Your world in your pocket

I've been excited by the idea of a truly portable operating environment for a while. I'd love to be able to sit down at any workstation and fire up my world -- my documents, my web browser bookmarks, everything. We're a long way away from that still (I'd love for everything to be in some sort of reliable, secure, always-on inexpensive cloud, with native-desktop-speed access to that...), but getting closer.

I'm theoretically entering a situation where I won't have access to my personal computers, but will have access to workstations in an unknown but presumed locked down configuration -- pretty typical for many who access the world through libraries, university (or high school) computer labs, want a way to catch up on personal email during lunch breaks at the office, at a business center at a hotel, whatever. (Always adhering to the local usage and access policies, of course!) Being able to fire up my VPN and encrypted volumes to have secure access to my work is a Good Thing.

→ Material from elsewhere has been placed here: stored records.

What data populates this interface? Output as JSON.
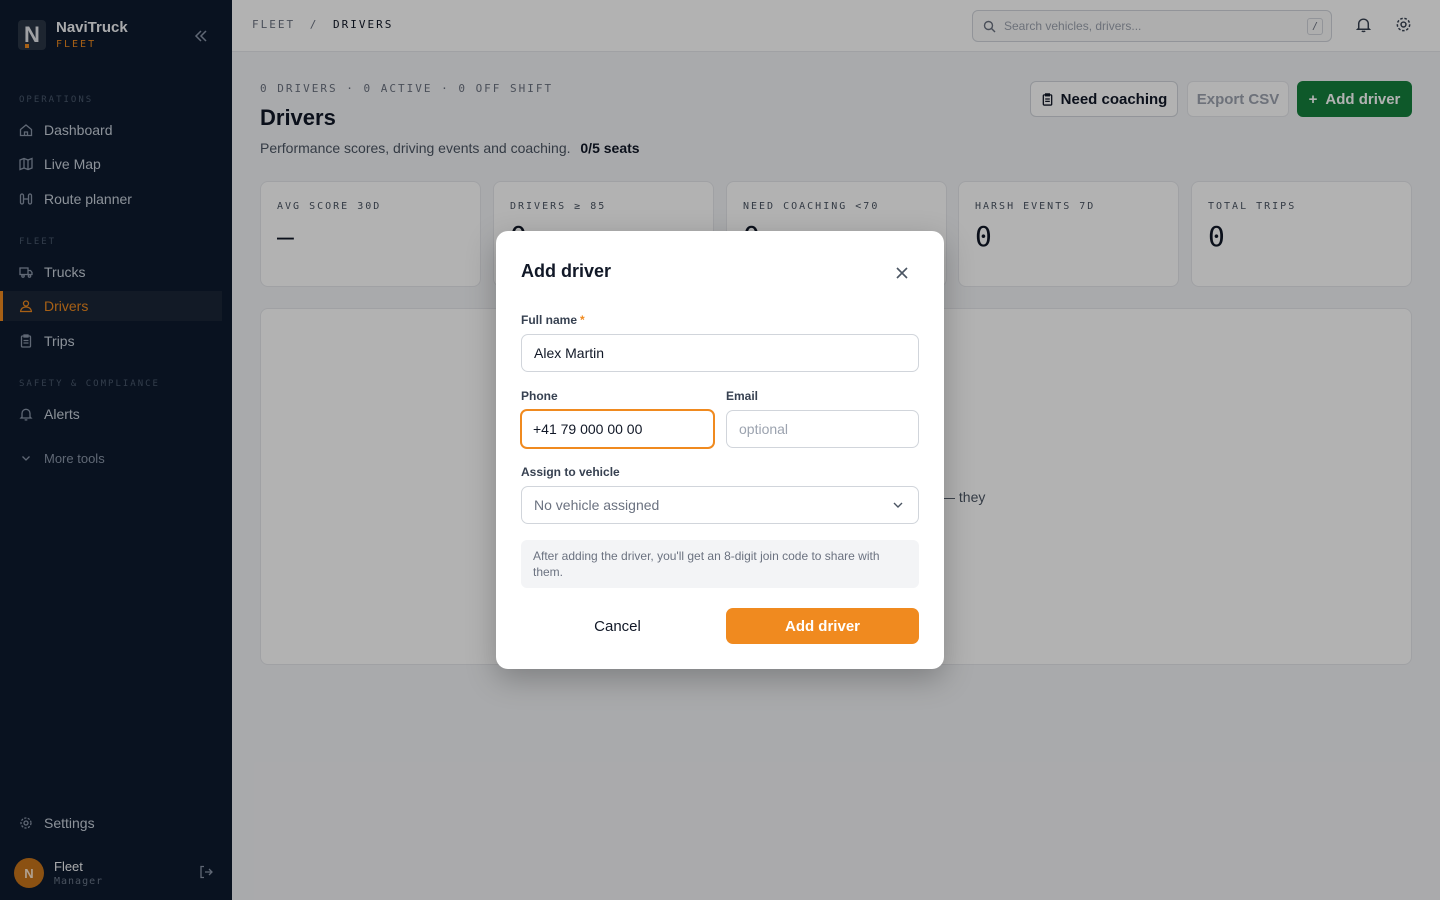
{
  "sidebar": {
    "brand": {
      "name": "NaviTruck",
      "sub": "FLEET",
      "logo_letter": "N"
    },
    "sections": {
      "operations": "OPERATIONS",
      "fleet": "FLEET",
      "safety": "SAFETY & COMPLIANCE"
    },
    "items": {
      "dashboard": "Dashboard",
      "live_map": "Live Map",
      "route_planner": "Route planner",
      "trucks": "Trucks",
      "drivers": "Drivers",
      "trips": "Trips",
      "alerts": "Alerts",
      "more_tools": "More tools",
      "settings": "Settings"
    },
    "active_item": "Drivers",
    "user": {
      "initial": "N",
      "name": "Fleet",
      "role": "Manager"
    }
  },
  "topbar": {
    "breadcrumb": {
      "parent": "FLEET",
      "separator": "/",
      "current": "DRIVERS"
    },
    "search": {
      "placeholder": "Search vehicles, drivers...",
      "shortcut": "/"
    },
    "icons": [
      "bell-icon",
      "gear-icon"
    ]
  },
  "page": {
    "summary": "0 DRIVERS · 0 ACTIVE · 0 OFF SHIFT",
    "title": "Drivers",
    "description": "Performance scores, driving events and coaching.",
    "seats": "0/5 seats",
    "actions": {
      "coaching": "Need coaching",
      "export": "Export CSV",
      "add": "Add driver"
    },
    "stats": [
      {
        "label": "AVG SCORE 30D",
        "value": "—"
      },
      {
        "label": "DRIVERS ≥ 85",
        "value": "0"
      },
      {
        "label": "NEED COACHING <70",
        "value": "0"
      },
      {
        "label": "HARSH EVENTS 7D",
        "value": "0"
      },
      {
        "label": "TOTAL TRIPS",
        "value": "0"
      }
    ],
    "empty_fragment": "— they"
  },
  "modal": {
    "title": "Add driver",
    "full_name": {
      "label": "Full name",
      "required_mark": "*",
      "value": "Alex Martin"
    },
    "phone": {
      "label": "Phone",
      "value": "+41 79 000 00 00"
    },
    "email": {
      "label": "Email",
      "value": "",
      "placeholder": "optional"
    },
    "vehicle": {
      "label": "Assign to vehicle",
      "selected": "No vehicle assigned"
    },
    "hint": "After adding the driver, you'll get an 8-digit join code to share with them.",
    "cancel": "Cancel",
    "submit": "Add driver"
  },
  "colors": {
    "sidebar_bg": "#0d1a2e",
    "accent": "#f08a1f",
    "primary_green": "#15803d",
    "overlay": "rgba(0,0,0,0.30)"
  }
}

As such, I want to have an environment (Windows with Cygwin, I guess, to straddle both worlds but still have native access to, e.g., Acrobat Pro and Microsoft Office, two essential tools for a lawyer, though I've used scan2pdf and OpenOffice.org with some success) I can carry with me and run as an unprivileged (non-administrator) user.

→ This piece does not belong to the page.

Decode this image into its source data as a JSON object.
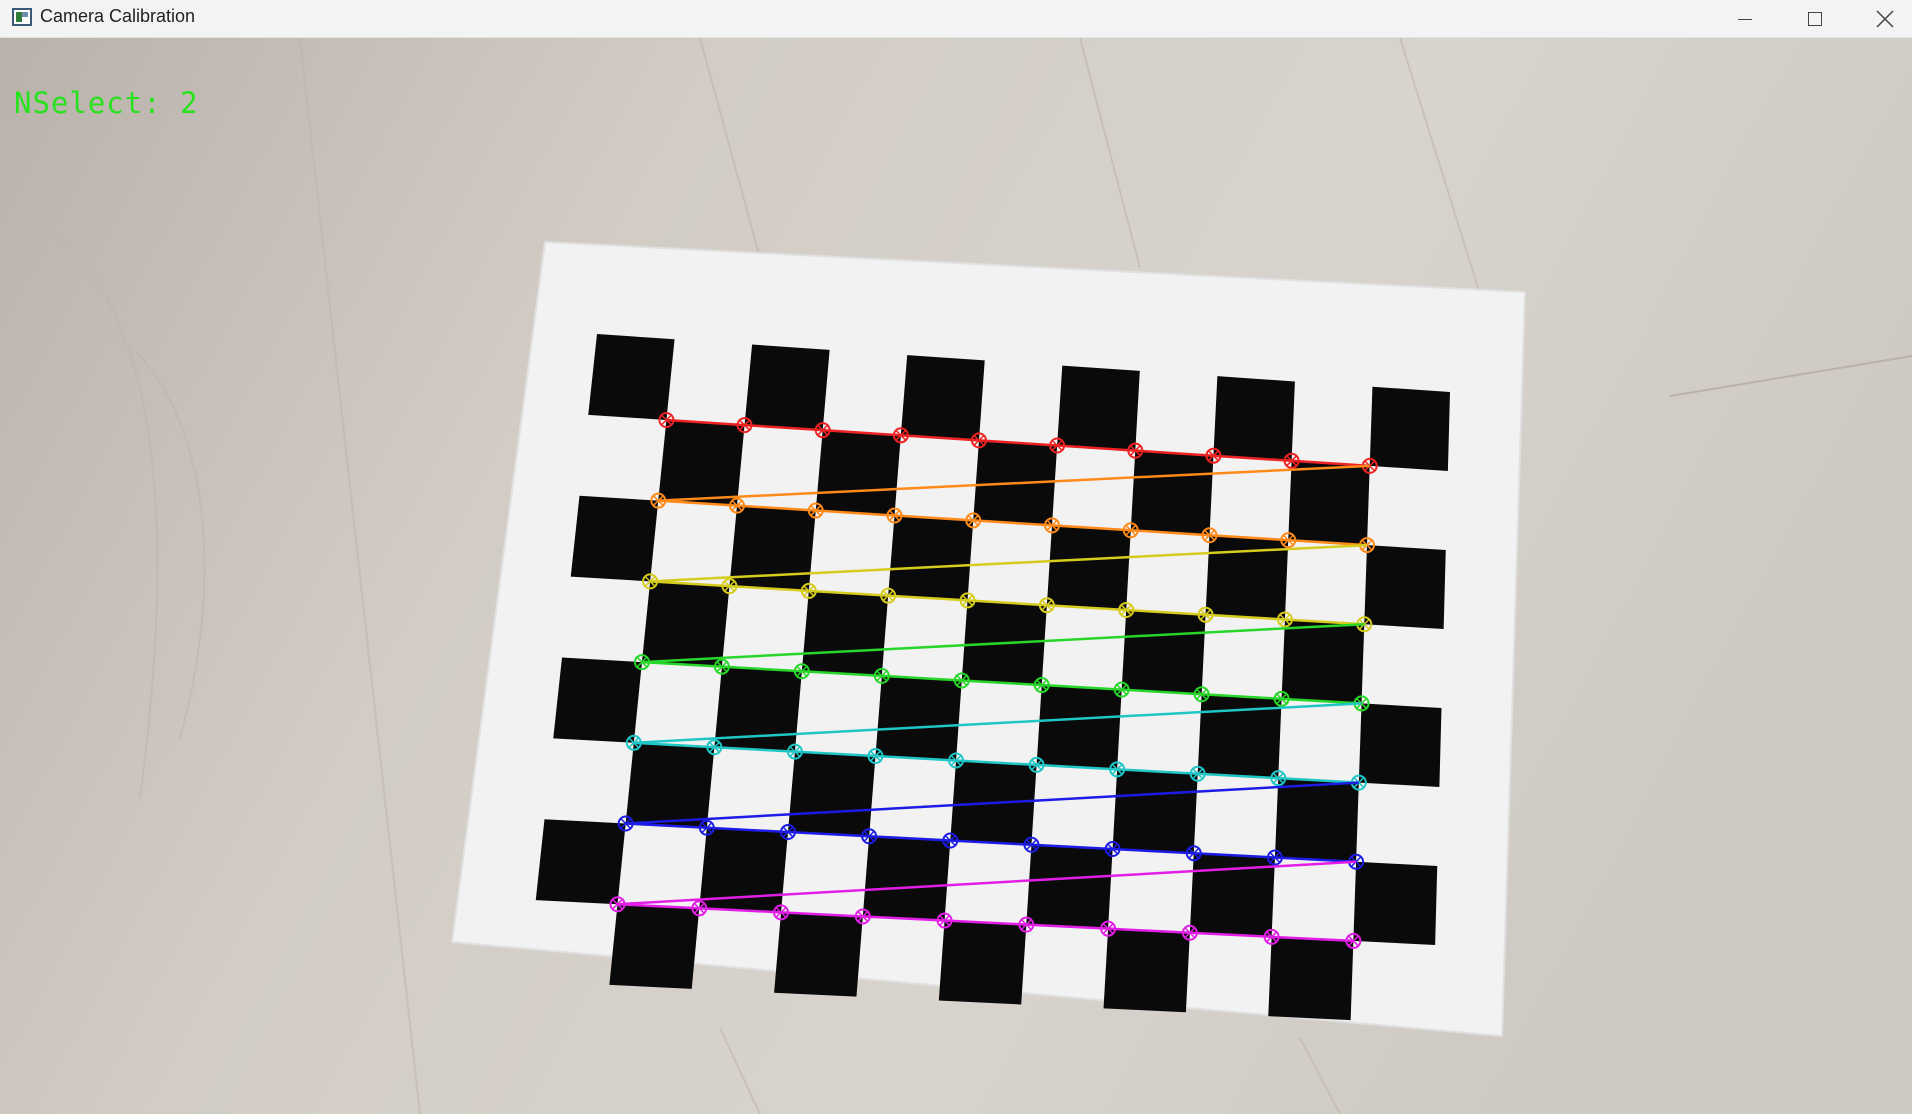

I had high hopes for VMware ACE, but alas it requires the installation of VMware Player, which requires administrator access. MokaFive and its ilk all seem to likewise require admin rights. So far, the only real option seems to be QEMU, through Qemu Manager. So far so good, except I think I found an issue with the "File Transfer" functionality -- when using PASV mode it reports an IP address of 127.0.0.1, rather than the 10.0.2.2 the client will need to connect to. It's also not quite as fast as VMware, but otherwise appears to be as capable as I need it to be, especially once I transferred it from my fast, but nowhere near native hard drive speed, USB drive onto my laptop's internal drive for the purpose of setting up software. (I'll move it back to the USB drive for its intended use, obviously.)